NEW YORK (MainStreet) It's been a storm brewing for months. Puerto Rico has been an island slammed by a fiscal firestorm, culminating with an S&P downgrade of Puerto Rico's debt to "junk" status this week. How will the tax-free bond market react to this latest setback?
Peter Hayes, head of BlackRock's Municipal Bonds Group, offers a surprising answer: "We don't expect it will be very meaningful to the broader market at all. The downgrade was not at all unexpected. There has been a large disconnect between the rating agencies' assessment of Puerto Rico's debt and the market's view. In fact, Puerto Rico bonds have been trading as non-investment grade since last summer, so the new BB+ rating is actually a better reflection of the island's credit profile and pricing."
The triple-tax-exempt status of Puerto Rican bonds makes them a particular favorite of muni investors, who have seen their island investments pounded by rough seas.

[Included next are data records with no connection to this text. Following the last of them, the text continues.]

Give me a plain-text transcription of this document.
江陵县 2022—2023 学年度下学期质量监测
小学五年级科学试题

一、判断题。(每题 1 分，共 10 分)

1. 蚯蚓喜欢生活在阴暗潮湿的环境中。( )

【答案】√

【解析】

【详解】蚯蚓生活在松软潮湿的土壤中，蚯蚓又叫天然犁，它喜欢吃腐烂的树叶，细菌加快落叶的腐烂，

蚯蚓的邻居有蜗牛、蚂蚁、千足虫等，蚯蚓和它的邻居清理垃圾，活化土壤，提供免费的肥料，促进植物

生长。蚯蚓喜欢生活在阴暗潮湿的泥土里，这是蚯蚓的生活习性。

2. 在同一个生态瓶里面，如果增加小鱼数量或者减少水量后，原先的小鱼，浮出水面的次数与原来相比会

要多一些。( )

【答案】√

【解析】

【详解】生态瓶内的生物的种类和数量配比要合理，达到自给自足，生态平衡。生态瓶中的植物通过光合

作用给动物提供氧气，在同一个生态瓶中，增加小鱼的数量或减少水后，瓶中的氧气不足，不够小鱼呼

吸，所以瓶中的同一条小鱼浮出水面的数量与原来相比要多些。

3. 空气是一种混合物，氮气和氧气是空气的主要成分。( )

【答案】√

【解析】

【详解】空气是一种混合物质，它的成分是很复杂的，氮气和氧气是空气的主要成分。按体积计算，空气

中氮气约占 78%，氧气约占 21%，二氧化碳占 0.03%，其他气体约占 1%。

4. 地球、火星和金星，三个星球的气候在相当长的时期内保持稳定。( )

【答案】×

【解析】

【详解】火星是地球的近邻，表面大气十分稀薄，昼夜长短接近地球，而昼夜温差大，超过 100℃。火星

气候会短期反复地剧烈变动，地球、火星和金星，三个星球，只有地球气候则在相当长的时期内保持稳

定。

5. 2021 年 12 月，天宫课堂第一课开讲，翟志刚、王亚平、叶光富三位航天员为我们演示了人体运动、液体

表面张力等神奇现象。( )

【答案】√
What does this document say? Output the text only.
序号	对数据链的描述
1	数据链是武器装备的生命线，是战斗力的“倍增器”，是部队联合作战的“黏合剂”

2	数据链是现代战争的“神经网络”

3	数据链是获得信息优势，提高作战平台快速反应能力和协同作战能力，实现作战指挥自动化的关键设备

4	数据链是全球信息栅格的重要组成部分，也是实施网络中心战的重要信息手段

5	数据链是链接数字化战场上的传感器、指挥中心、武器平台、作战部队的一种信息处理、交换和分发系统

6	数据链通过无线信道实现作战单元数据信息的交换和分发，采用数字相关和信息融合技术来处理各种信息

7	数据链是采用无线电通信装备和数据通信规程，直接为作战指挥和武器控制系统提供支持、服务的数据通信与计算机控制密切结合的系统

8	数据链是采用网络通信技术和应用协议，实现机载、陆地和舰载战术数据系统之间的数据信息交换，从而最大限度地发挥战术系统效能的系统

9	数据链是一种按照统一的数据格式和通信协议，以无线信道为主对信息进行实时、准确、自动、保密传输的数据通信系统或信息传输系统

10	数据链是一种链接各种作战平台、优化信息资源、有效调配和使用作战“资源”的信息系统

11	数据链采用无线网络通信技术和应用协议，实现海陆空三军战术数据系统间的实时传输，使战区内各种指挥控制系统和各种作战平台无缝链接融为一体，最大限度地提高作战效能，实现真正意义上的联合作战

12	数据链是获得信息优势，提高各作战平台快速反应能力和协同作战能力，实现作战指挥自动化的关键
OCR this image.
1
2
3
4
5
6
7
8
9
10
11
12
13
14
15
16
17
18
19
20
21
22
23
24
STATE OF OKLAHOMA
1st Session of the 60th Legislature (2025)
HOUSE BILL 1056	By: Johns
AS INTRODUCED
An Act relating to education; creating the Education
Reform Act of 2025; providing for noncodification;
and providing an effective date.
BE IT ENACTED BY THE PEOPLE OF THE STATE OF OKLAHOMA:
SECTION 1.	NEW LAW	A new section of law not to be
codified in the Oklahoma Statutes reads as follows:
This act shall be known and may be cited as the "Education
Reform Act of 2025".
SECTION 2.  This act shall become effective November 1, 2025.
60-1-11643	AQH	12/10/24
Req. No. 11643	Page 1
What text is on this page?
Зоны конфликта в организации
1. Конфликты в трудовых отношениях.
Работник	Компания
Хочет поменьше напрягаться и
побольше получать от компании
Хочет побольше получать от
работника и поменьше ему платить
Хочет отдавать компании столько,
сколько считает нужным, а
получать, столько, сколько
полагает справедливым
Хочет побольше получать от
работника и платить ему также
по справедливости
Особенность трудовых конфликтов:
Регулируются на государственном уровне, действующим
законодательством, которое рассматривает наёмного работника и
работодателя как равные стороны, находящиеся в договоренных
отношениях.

"Whereas the broader municipal market was down 2.55% last year, Puerto Rico was down 20.47%," Hayes says. "Clearly, investors had taken notice. Many actually sold down their positions over the course of the summer and fall, giving those that hung on ample time to position for the downgrade."
Shawn P. O'Leary with Nuveen Asset Management agrees that the downgrade has been "priced-in" to the market, but warns of increasing volatility.
"Because Puerto Rico debt benefits from triple tax-exempt status, it can be purchased for state-specific portfolios," O'Leary says in a market analysis. "Such portfolios could see greater than normal redemptions and/or price volatility."
Addressing the risk of a Puerto Rican bankruptcy, O'Leary is confident that won't happen, but the alternative could be worse.